There is some debate over how many stages there are in alcoholism, but let's go with the three major stages--early (a.k.a. adaptive), middle, and end (a.k.a. late). It's important to understand the main parts of each stage.
How does the early stage work?
- The early stage is the hardest to detect, since it's mostly physical and unseen. Your body is developing a higher tolerance level to alcohol, which means you can drink more alcohol and still function.
- You don't appear to have any problems with performance at work, school, and/or social activities due to drinking.
- You probably aren't aware you're in this stage, because you can't easily tell what's happening to your body.
Am I in the early stage?
- Ask yourself: Where do you most often drink? Why do you drink? Does anyone notice anything different about you?
- If you most often drink in social situations but not for social reasons or drink to deal with stress or problems, but no one notices anything very different about your behavior, you are likely in the early stage of alcoholism.
How does the middle stage work?
- Here's where your ability to function in the early stage goes out the window. You're physically dependent but might not be aware of it yet.
- Your body suffers from withdrawal. You physically crave alcohol.
- You may have blackouts -- you continue to function but you can't remember what happened, because your brain either can't store memories or stores them improperly.
- Your work, school, and/or social activities are affected by drinking. You might miss work or school, perform poorly on tasks, or have behavioral issues with peers. You may also care less about your appearance and attitude.
- You can also remain stable and pleasant at work and school, but you hide how much you drink.
Am I in the middle stage?
- Ask yourself: Do I crave alcohol? Do I have tremors if I don't drink? Am I able to concentrate? How often do I make mistakes? How many day-to-day tasks do I finish? How often do I use sick leave? How much effort do I put into my appearance? How do I act with other people? How often do I drink? Do I have blackouts? Do I hide alcohol?
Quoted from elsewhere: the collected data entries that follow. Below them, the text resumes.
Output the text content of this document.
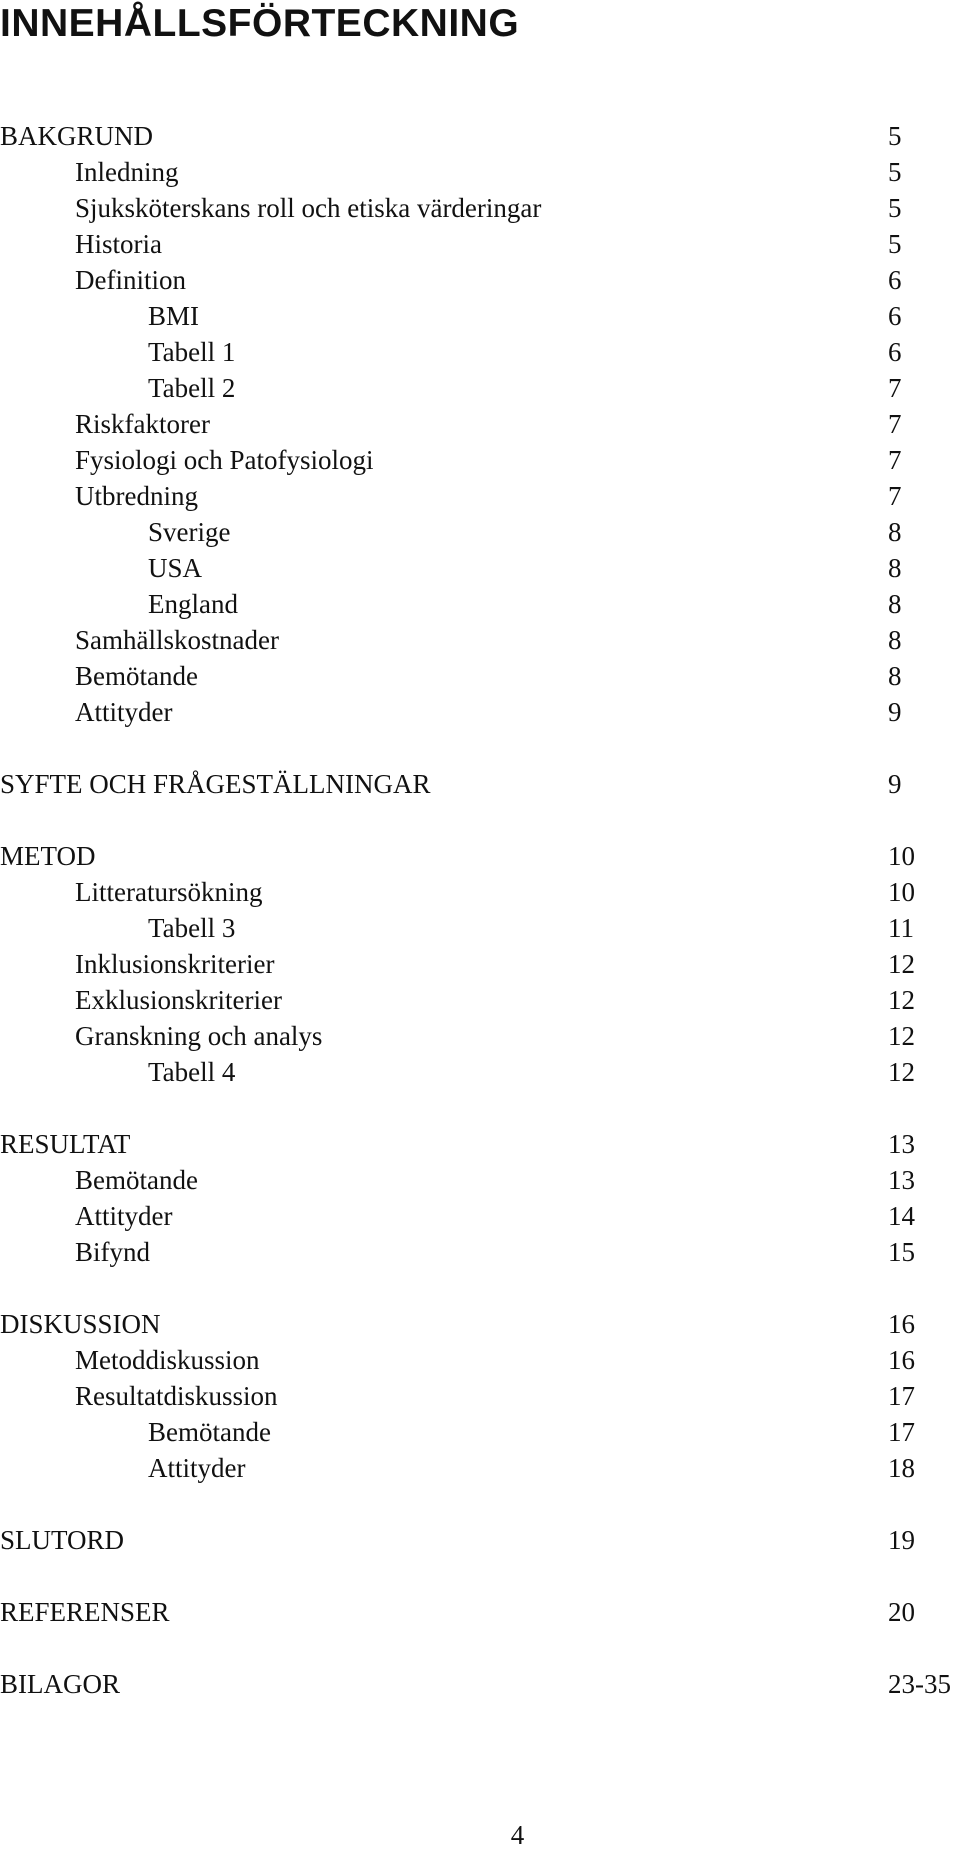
INNEHÅLLSFÖRTECKNING
BAKGRUND	5
Inledning	5
Sjuksköterskans roll och etiska värderingar	5
Historia	5
Definition	6
BMI	6
Tabell 1	6
Tabell 2	7
Riskfaktorer	7
Fysiologi och Patofysiologi	7
Utbredning	7
Sverige	8
USA	8
England	8
Samhällskostnader	8
Bemötande	8
Attityder	9
SYFTE OCH FRÅGESTÄLLNINGAR	9
METOD	10
Litteratursökning	10
Tabell 3	11
Inklusionskriterier	12
Exklusionskriterier	12
Granskning och analys	12
Tabell 4	12
RESULTAT	13
Bemötande	13
Attityder	14
Bifynd	15
DISKUSSION	16
Metoddiskussion	16
Resultatdiskussion	17
Bemötande	17
Attityder	18
SLUTORD	19
REFERENSER	20
BILAGOR	23-35
4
- If you feel a physical craving for alcohol or seem to put alcohol before your day-to-day activities, you may be in the middle stage of alcoholism. Sometimes it's hard to tell if you're in this or the early stage depending on your tolerance. You're also likely to deny you have a problem, which makes recovery difficult. You may justify drinking because of problems in your life.
How does the end stage work?
- You experience physical, mental, and social suffering from drinking. You have lost control because you're obsessed with drinking. You may avoid friends, family and things you used to enjoy in order to drink.
- You are under threat of serious medical issues, including heart failure, fatty liver, hepatitis, cirrhosis of the liver, malnutrition, pancreatitis, respiratory infections, and even brain damage.
- You frequently blackout or pass out. Drinking alcohol may be one of the only ways you can fall asleep.
- If you stop drinking, you shake, which is caused by a nervous disorder. If you have hallucinations, you could have delirium tremens and seriously need medical help.
- You may be able to still hold a job, be pleasant with other people, and keep up your appearance, but you spend most of your energy and thoughts on drinking. You may also hide alcohol.
Am I in the end stage?
- Ask yourself: How often am I sick? Do I shake when I stop drinking? Do I put alcohol above friends, family, or other activities I enjoy? Do I hide alcohol? Where do I spend most of my time? Am I able to manage my work life and finances?
- If you are frequently ill, shake or have hallucinations if you stop drinking, or put alcohol first, you are likely in the end stage of alcoholism. You could be a functioning alcoholic--you have adapted alcoholism to your day-to-day life and will suffer long-term health issues. If you're still in denial, think seriously about what you can do to face your addiction.
Whichever stage you or someone you know may be in, many of the effects can be reversed over time with a healthy lifestyle, while others may be permanent. In any stage, you have a chance for recovery.